VG: Denis Robert, les gens ne le connaissent pas vraiment. Je n’ai donc pas demandé à Gilles de l’imiter. Van Ruymbeke, c’est pareil. On a juste mis une moustache et des lunettes sur Charles Berling, mais je ne lui ai pas demandé d’imiter l’accent de Van Ruymbeke. On se contente d’évoquer. L’acteur qui joue Lahoud est libanais, certes, mais il ne fait que s’inspirer de son modèle, c’est tout. Il n’y a que sur Villepin ou c’est moins intéressant. D’ailleurs, je m’en veux d’avoir laissé passer le brushing car il est vraiment too much. Puisque tout le monde connait sa tête, c’est le truc qui m’excite le moins. Ce qui m’intéresse c’est d’évoquer des personnalités très fortes mais méconnues.

FDC: Le film semble s’arrêter de manière abrupte. Avez-vous tourné une scène où Denis Robert est blanchi par la Cour de cassation ?

VG: Des fois je le regrette un peu, mais j’ai un côté un peu sombre. J’adore pourtant Au nom du père de Jim Sheridan, où à la fin ils gagnent et c’est très fort. Sur mon film, j’avais tourné une scène où Gilles Lellouche sortait du prétoire et tenait discours sur le journalisme. Mais c’était une déclaration qui faisait suite à une autre déclaration. Certes, le spectateur n’intègre peut-être pas que Denis gagne, mais le film était plus percutant sans cette scène.

FDC: Est-ce que vous avez vu Zero Dark Thirty ?

VG: Bien sûr. J’ai beaucoup aimé. Je trouve la première heure un peu longuette mais la deuxième heure fascinante. C’est le genre de film que j’apprécie : issu du réel mais en même temps très cinématographique. On sent qu’ils n’essaient pas de dramatiser les faits artificiellement. Ils collent à ce qui s’est passé et ça créé une tension, un côté brut.

FDC: Comment s’est passé le tournage de Kalinka, votre nouveau film ? (NDLR: consacré une nouvelle fois à un fait divers, l’affaire Bamberski/Dieter Krombach, avec Daniel Auteuil)

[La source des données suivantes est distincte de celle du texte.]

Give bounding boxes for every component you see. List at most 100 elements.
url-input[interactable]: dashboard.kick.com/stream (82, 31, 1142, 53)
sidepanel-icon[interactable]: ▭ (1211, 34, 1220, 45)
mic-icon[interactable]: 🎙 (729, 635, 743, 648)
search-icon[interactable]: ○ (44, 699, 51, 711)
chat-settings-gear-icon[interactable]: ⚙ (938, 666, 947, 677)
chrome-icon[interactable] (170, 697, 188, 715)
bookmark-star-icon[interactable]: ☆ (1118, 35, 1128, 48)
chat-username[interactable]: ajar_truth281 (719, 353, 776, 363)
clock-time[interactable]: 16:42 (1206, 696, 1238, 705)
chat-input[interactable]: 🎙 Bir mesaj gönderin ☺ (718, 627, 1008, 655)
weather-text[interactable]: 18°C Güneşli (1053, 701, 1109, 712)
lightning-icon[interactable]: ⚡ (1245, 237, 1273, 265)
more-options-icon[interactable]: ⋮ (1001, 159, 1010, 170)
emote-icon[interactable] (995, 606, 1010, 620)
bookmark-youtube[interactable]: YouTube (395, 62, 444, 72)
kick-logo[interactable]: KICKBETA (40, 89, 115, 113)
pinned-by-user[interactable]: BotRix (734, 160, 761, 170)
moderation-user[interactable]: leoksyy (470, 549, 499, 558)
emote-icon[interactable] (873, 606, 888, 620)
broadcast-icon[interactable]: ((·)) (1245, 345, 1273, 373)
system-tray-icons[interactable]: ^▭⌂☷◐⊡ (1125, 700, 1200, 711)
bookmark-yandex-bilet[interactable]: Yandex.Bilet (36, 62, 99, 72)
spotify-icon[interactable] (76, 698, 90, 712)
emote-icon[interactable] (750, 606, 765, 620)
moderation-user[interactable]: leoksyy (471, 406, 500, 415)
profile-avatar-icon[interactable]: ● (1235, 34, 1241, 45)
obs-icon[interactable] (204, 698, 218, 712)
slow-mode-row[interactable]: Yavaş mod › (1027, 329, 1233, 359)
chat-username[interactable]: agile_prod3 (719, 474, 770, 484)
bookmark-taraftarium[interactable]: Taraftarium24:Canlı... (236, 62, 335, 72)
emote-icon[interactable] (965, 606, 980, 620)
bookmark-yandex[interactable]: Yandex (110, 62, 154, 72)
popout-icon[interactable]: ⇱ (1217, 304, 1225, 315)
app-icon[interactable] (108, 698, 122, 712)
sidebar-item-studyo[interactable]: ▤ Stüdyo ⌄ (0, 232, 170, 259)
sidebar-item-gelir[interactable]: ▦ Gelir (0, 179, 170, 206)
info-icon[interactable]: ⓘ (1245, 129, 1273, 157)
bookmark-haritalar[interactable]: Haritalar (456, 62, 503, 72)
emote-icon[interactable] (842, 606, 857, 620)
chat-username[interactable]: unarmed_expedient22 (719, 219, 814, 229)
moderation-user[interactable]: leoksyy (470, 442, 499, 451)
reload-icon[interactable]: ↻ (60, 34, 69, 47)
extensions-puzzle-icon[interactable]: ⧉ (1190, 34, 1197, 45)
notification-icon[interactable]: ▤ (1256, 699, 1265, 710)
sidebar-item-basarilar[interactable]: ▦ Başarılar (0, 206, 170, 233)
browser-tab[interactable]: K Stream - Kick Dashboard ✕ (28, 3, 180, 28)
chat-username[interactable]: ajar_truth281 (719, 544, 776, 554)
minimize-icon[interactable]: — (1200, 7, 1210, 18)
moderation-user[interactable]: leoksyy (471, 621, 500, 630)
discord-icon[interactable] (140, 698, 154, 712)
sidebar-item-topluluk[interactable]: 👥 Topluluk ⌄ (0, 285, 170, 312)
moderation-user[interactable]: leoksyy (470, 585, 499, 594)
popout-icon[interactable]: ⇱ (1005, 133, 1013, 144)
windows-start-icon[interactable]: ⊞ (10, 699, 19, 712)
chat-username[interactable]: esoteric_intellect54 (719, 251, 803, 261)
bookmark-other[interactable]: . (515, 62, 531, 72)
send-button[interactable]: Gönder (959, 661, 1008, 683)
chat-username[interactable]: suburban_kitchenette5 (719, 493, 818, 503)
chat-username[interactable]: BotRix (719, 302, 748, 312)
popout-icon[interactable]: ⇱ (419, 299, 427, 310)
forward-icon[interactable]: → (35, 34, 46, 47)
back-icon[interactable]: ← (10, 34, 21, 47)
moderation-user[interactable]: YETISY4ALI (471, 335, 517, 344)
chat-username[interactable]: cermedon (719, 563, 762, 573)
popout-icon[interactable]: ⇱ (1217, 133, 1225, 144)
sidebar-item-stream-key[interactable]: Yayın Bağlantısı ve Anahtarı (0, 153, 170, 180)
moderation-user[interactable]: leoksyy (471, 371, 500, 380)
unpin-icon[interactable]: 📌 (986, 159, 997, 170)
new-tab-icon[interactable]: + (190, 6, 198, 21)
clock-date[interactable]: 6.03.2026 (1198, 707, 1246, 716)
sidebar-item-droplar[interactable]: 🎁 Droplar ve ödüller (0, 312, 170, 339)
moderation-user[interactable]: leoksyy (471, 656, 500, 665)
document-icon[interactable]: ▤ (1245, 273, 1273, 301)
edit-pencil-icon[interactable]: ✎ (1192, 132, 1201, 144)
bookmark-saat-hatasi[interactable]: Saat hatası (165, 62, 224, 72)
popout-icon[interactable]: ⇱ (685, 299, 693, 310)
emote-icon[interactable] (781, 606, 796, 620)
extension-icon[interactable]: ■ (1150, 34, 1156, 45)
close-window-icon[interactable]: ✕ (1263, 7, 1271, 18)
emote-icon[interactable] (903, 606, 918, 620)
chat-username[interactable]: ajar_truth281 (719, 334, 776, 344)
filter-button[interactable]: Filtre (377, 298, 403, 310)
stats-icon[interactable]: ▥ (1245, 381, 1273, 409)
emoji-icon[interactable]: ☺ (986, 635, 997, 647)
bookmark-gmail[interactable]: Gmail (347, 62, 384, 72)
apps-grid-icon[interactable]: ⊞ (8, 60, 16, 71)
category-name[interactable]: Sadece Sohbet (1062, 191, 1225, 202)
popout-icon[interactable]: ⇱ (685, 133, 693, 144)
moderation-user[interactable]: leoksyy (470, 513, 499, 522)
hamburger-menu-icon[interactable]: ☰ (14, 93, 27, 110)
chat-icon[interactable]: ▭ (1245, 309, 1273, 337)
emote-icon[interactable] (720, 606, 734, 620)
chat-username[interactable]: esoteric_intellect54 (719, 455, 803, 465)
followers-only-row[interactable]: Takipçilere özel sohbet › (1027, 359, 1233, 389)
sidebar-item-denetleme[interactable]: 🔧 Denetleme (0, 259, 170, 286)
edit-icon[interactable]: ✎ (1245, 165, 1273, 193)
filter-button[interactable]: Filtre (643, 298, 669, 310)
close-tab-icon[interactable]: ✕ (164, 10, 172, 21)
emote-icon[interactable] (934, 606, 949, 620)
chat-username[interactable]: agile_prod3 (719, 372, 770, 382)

VG: J’en suis au début du montage. Je suis content de ce que j’ai, mais c’était un tournage difficile, harassant, éparpillé entre l’Allemagne, le Maroc, Pau… Les voyages ça complexifie les tournages, même si ça enrichit les films. Dans L’Enquête, ça fait du bien d’aller réellement à Taïwan, de vraiment tourner au Luxembourg. Ca va dans le sens de ce que veut raconter le film.

FDC: Vous en êtes à votre quatrième film. Comment avez-vous évolué en tant que réalisateur ?

VG : J’ai l’impression qu’au fur et à mesure, on sait mieux comment ça marche. On apprend des choses. Mais il faut garder les pieds sur terre, savoir que rien n’est jamais acquis. Même si vous vous appelez Hazanavicius, vous n’êtes pas à l’abri d’un échec comme The Search. Rien n’est jamais offert, il faut se bagarrer. Aujourd’hui je suis en fin de cycle, j’ai envie de me renouveler. Mais je veux garder une ligne pure. Je ne veux surtout pas être amené à faire un film pour de mauvaises raisons. D’autant plus que j’ai fait mon premier film tardivement, donc je suis conscient de la chance que c’est d’être là.